Le 23 septembre 2014, la Cour d’appel de Paris a décidé de soumettre à la Cour de Justice de l’Union Européenne une question préjudicielle de droit de la concurrence avant de se prononcer sur la conformité de sentences arbitrales à l’ordre public international français. C’est la première fois qu’une cour d’appel française pose une question préjudicielle dans le contexte d’un recours en annulation d’une sentence arbitrale rendue dans un arbitrage international.
La question relative au droit de la concurrence s’est posée au cours d’une procédure engagée devant la Cour d’appel de Paris par la société de biotechnologie américaine Genentech en vue d’obtenir l’annulation de plusieurs sentences arbitrales CCI. Les sentences attaquées ont été rendues par un arbitre unique en faveur de la société Hoechst, la filiale allemande de la société pharmaceutique Sanofi-Aventis, dans une affaire relative à l’exécution d’un accord de licence de brevets.
Genentech a ainsi formé un recours en annulation contre la sentence sur la responsabilité rendue en septembre 2012, dans laquelle l’arbitre a déclaré que Genentech était tenu au paiement des redevances réclamées par Hoechst sur le fondement de l’accord de licence. Genentech a également demandé l’annulation de la sentence finale sur le montant des dommages et intérêts et de l’addendum corrigeant des erreurs matérielles dans la sentence finale.
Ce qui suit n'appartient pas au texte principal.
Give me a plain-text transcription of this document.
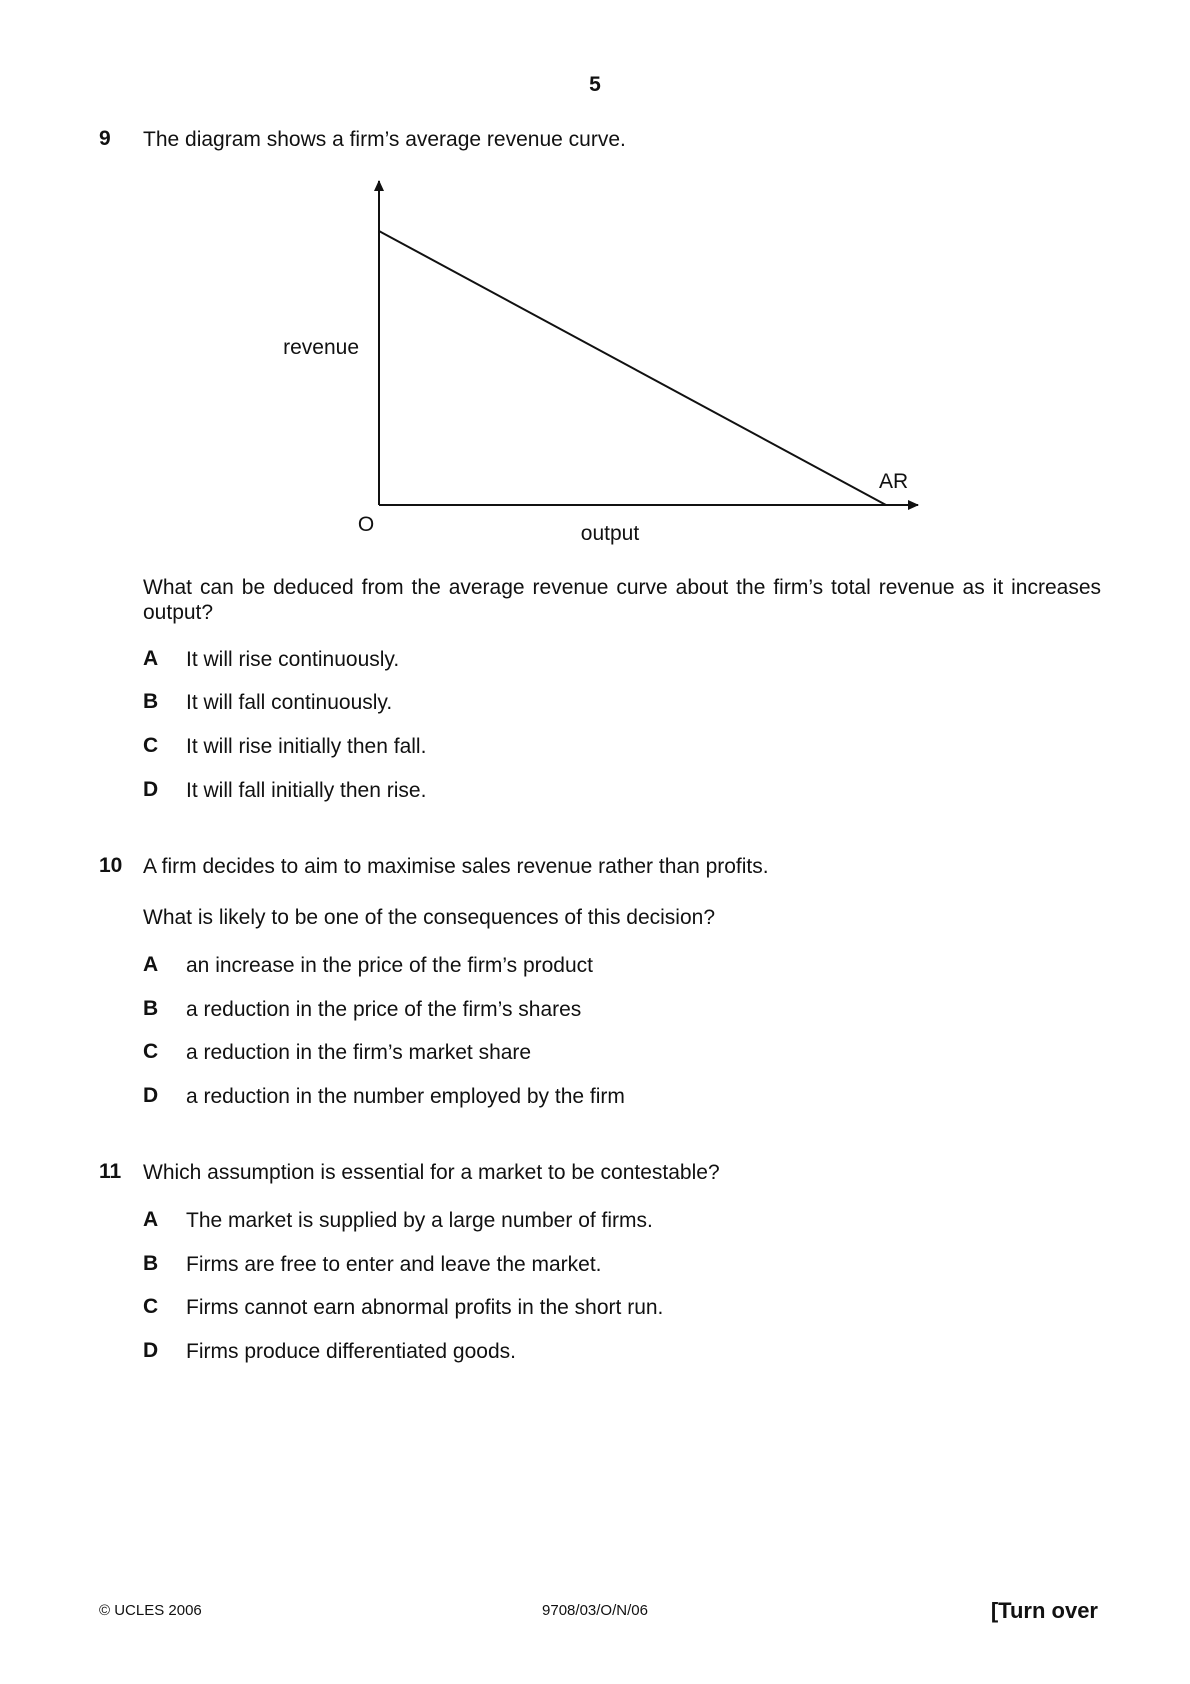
5
9 The diagram shows a firm’s average revenue curve.
revenue
output
O
AR
What can be deduced from the average revenue curve about the firm’s total revenue as it increases output?
A It will rise continuously.
B It will fall continuously.
C It will rise initially then fall.
D It will fall initially then rise.
10 A firm decides to aim to maximise sales revenue rather than profits.
What is likely to be one of the consequences of this decision?
A an increase in the price of the firm’s product
B a reduction in the price of the firm’s shares
C a reduction in the firm’s market share
D a reduction in the number employed by the firm
11 Which assumption is essential for a market to be contestable?
A The market is supplied by a large number of firms.
B Firms are free to enter and leave the market.
C Firms cannot earn abnormal profits in the short run.
D Firms produce differentiated goods.
© UCLES 2006	9708/03/O/N/06	[Turn over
L’accord de licence de brevets conclu par les parties portait sur des technologies brevetées. Selon les termes du contrat, Genentech devait payer des redevances courantes au taux d’un demi pour cent des ventes nettes de produits finis dont la fabrication, l’utilisation ou la vente contreferait, en l’absence de l’accord, une ou plusieurs revendications des brevets sous licence.
Genentech a sollicité l’annulation des sentences rendues par l’arbitre unique sur le fondement de la violation par l’arbitre de la mission qui lui avait été confiée (Article 1520 3 du Code de procédure civile), du non-respect du principe du contradictoire (Article 1520 4° du Code de procédure civile), et sur le fondement de la contrariété de la reconnaissance ou l’exécution des sentences à l’ordre public international (Article 1520 5° du Code de procédure civile).
En particulier, Genentech a fait valoir que la solution adoptée par l’arbitre unique dans les sentences serait contraire au droit européen de la concurrence, et notamment à l’article 101(1) du Traité sur le Fonctionnement de l’Union Européenne, en ce que l’arbitre a retenu la responsabilité contractuelle de Genentech sans vérifier si la fabrication, l’utilisation, ou la vente des produits litigieux constituaient une contrefaçon des brevets couverts par l’accord de licence de brevets. Pour Genentech, l’interprétation donnée à l’accord de licence de brevets par l’arbitre unique, qui oblige Genentech à payer des redevances alors qu’elle n’a pas contrefait les brevets sous licence, serait contraire au droit européen de la concurrence.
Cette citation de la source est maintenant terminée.